Survival-oriented embeddings for improving accessibility to complex data structures

TL;DR

This paper introduces a hazard-regularized variational autoencoder that enhances interpretability in survival analysis, specifically applied to abdominal CT scans for liver tumor prognosis, addressing critical transparency issues in medical AI.

Contribution

It presents a novel deep learning model that improves interpretability in survival analysis, tailored for clinical applications involving complex medical imaging data.

Findings

Effective interpretation of deep models in survival analysis.

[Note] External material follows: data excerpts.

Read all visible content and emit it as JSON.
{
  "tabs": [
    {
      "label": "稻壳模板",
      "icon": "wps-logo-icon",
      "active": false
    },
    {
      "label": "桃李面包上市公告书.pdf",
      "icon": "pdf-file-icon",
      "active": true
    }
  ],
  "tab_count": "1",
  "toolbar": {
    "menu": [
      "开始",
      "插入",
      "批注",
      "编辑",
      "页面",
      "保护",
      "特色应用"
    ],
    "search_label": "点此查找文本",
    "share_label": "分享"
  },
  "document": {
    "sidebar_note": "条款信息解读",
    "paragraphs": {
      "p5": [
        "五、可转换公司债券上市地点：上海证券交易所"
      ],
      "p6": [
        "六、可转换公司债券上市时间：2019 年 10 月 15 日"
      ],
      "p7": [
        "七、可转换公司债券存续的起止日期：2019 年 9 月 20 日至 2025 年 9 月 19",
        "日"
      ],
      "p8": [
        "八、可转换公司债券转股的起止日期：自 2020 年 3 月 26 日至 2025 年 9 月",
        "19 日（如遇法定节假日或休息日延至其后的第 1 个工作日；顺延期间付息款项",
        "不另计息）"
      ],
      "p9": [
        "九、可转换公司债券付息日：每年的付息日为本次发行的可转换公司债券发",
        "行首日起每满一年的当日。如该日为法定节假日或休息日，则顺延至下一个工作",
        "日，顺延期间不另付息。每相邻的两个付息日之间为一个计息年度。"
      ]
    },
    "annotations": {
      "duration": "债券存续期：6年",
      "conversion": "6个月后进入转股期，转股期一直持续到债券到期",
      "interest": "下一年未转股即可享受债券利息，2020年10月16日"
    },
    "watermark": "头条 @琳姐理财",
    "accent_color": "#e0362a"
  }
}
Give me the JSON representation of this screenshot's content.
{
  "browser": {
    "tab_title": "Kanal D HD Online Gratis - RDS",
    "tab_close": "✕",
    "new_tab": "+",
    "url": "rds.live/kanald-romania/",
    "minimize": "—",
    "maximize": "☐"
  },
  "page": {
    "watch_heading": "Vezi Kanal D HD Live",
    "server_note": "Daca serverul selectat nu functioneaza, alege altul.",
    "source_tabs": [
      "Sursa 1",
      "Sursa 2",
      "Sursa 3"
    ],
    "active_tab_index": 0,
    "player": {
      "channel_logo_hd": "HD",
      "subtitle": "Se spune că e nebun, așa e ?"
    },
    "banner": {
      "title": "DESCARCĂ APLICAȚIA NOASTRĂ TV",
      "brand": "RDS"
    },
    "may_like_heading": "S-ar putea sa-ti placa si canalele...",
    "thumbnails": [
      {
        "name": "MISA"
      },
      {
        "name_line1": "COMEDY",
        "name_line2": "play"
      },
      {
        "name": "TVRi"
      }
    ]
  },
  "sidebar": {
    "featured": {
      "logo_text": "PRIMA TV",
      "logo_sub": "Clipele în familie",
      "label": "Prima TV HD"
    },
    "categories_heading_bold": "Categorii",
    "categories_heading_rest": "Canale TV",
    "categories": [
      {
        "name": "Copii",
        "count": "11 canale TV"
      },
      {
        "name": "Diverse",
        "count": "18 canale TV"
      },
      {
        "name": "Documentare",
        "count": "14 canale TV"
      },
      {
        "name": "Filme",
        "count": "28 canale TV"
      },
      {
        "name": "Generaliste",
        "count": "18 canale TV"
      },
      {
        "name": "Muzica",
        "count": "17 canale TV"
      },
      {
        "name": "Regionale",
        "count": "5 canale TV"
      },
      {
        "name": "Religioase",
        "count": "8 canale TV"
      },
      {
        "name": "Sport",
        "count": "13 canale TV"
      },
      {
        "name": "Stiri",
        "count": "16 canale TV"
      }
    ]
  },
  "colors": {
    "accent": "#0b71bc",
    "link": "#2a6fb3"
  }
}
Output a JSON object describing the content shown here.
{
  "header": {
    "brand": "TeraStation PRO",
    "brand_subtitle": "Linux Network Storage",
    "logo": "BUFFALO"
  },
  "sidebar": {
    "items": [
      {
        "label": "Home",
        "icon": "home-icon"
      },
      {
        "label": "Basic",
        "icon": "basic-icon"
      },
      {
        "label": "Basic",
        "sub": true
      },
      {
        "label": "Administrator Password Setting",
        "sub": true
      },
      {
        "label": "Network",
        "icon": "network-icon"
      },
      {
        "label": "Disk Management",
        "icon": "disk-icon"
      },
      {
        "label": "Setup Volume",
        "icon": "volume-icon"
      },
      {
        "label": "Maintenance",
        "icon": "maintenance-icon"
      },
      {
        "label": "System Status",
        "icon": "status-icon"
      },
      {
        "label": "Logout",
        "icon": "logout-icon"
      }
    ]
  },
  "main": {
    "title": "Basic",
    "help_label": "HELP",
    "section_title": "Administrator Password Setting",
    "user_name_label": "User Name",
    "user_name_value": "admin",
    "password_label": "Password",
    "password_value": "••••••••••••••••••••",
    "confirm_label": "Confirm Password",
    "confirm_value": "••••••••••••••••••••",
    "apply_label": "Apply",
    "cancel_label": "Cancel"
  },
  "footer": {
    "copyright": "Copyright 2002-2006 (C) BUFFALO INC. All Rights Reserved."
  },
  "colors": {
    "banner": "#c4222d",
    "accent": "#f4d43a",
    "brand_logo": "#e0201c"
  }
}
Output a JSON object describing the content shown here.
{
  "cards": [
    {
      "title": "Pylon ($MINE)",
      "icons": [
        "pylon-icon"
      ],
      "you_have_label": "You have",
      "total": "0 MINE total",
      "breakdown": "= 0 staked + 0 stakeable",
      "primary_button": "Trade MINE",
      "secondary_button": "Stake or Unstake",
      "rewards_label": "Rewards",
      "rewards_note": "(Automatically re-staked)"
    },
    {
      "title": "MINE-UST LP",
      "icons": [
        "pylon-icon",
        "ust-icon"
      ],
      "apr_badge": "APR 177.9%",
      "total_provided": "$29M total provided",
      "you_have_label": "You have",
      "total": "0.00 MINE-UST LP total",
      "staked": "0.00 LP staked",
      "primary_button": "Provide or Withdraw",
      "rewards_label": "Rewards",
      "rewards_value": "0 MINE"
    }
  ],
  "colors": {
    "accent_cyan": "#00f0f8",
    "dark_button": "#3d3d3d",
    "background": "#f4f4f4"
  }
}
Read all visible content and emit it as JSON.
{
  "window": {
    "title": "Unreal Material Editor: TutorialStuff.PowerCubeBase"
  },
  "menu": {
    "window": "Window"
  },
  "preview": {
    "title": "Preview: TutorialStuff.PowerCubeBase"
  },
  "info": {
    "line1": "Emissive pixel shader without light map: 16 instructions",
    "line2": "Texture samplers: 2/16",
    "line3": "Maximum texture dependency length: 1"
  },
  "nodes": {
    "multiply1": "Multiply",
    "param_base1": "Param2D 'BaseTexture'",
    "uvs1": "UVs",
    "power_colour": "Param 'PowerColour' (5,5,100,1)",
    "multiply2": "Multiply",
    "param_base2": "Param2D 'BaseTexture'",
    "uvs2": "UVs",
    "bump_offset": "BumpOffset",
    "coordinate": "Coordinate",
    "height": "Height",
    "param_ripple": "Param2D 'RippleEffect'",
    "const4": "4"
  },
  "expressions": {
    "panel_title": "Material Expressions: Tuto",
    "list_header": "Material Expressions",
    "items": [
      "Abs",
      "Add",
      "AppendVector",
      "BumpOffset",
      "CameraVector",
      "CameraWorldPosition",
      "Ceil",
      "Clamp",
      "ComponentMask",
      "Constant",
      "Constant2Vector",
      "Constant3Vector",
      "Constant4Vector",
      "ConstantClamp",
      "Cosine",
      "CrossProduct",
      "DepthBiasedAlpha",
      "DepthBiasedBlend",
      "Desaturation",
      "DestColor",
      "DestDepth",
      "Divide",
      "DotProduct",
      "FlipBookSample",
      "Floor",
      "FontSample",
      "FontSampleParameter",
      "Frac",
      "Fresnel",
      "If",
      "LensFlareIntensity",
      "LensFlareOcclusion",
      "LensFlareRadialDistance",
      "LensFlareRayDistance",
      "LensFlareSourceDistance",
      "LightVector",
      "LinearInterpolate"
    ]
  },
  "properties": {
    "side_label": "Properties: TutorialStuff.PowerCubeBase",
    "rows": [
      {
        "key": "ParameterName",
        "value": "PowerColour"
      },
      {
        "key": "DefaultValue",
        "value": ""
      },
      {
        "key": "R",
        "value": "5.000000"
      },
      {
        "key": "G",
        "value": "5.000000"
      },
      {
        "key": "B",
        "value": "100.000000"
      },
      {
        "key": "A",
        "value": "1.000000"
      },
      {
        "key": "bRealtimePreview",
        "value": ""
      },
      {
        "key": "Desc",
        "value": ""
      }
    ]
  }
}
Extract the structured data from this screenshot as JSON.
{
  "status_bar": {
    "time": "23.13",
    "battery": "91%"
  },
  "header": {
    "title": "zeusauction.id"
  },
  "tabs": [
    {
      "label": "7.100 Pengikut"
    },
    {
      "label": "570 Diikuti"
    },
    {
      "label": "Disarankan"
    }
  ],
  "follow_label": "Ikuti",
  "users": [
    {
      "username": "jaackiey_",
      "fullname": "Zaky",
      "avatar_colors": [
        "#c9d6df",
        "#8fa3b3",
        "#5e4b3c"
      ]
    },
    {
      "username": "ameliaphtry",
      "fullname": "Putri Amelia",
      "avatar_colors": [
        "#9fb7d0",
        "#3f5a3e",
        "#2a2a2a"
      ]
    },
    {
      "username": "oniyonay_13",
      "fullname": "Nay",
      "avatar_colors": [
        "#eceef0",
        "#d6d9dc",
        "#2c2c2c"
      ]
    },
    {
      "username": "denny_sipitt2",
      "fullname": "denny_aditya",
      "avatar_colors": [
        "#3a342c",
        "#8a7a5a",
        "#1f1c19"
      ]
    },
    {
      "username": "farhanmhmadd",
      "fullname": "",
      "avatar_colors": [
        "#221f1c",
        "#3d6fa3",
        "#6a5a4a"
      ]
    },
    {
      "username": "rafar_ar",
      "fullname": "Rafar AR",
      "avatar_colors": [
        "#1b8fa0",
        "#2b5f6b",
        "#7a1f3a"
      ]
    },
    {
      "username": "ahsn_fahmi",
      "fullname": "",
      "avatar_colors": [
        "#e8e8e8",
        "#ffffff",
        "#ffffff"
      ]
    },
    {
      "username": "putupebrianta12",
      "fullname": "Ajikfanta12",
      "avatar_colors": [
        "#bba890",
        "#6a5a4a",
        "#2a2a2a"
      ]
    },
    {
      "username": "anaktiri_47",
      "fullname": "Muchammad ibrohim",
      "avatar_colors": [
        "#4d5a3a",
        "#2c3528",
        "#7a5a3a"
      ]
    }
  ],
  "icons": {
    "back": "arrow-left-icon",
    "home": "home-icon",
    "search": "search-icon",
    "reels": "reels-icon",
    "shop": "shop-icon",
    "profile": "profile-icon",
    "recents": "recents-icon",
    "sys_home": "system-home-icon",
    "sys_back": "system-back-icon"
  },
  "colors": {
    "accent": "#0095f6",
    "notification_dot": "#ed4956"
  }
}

Application to liver tumor CT scans demonstrates clinical relevance.

Improved transparency in AI-driven prognosis tools.

Abstract

Deep learning excels in the analysis of unstructured data and recent advancements allow to extend these techniques to survival analysis. In the context of clinical radiology, this enables, e.g., to relate unstructured volumetric images to a risk score or a prognosis of life expectancy and support clinical decision making. Medical applications are, however, associated with high criticality and consequently, neither medical personnel nor patients do usually accept black box models as reason or basis for decisions. Apart from averseness to new technologies, this is due to missing interpretability, transparency and accountability of many machine learning methods. We propose a hazard-regularized variational autoencoder that supports straightforward interpretation of deep neural architectures in the context of survival analysis, a field highly relevant in healthcare. We apply the proposed approach to abdominal CT scans of patients with liver tumors and their corresponding survival times.